The function eems.plots generates several figures automatically (to encourage looking at all the figures). There are examples in EEMS-doc.pdf, with captions that explain each figure. eems.plots also saves several objects to an RData file, which can be read back from the file with load.

load(paste0(plotpath, "-rdist.RData"))

ls()
#> [1] "B.component" "G.component" "W.component" "xym.values"  "xyq.values"

library("ggplot2")
library("dplyr")

## Reproduce plotpath-rdist01.png,
## which plots observed vs fitted dissimilarities between demes
ggplot(B.component %>% filter(size > 1),
       aes(fitted, obsrvd)) +
  geom_point()

The data frame B.component contains information about the dissimilarities between observed pairs of demes (alpha, beta). "Observed" means that each deme has at least one sampled individual assigned to it. Furthermore, each deme has two coordinates (x and y, longitude and latitude) and these are labeled alpha.x, alpha.y for deme alpha and beta.x, beta.y for deme beta.

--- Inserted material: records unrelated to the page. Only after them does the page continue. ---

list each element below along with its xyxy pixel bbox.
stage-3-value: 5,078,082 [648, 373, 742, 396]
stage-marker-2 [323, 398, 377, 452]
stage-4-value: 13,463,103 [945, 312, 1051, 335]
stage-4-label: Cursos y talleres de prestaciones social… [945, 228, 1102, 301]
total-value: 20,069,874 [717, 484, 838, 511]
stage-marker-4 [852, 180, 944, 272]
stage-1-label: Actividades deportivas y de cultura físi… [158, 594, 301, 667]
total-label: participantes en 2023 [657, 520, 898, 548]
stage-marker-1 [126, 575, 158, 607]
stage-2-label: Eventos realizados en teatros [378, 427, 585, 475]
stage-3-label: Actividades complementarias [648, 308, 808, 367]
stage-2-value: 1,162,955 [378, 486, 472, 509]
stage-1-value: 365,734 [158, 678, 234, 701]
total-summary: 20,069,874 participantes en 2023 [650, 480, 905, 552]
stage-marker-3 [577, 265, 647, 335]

## Reproduce plotpath-rdist02.png,
## which plots observed vs fitted dissimilarities within demes
ggplot(W.component %>% filter(size > 1),
       aes(fitted, obsrvd)) +
  geom_point()

## Reproduce plotpath-rdist03.png,
## which plots observed dissimilarities against great circle distances between demes
ggplot(W.component %>% filter(size > 1),
       aes(fitted, obsrvd)) +
  geom_point()

## Empty matrices unless you have specified additional coordinates
## at which to estimate the migration and diversity rates
## with the `xy.coords` argument to `eems.plots`
xym.values
xyq.values

Shiny app

It is straightforward to make the scatter plots which plot fitted vs observed dissimilarities between demes. But it is even more useful to link the dissimilarities to the corresponding locations in the habitat. The between-demes dissimilarities saved in plotpath-rdist.RData can be visualized with a little interactive Shiny app available here. It can help to identify outliers in the pairwise scatter plots, if any, with specific geographic locations on the map.

The MATLAB/Octave implementation

This version is less efficient and it is provided here only for completeness, as it is the original implementation.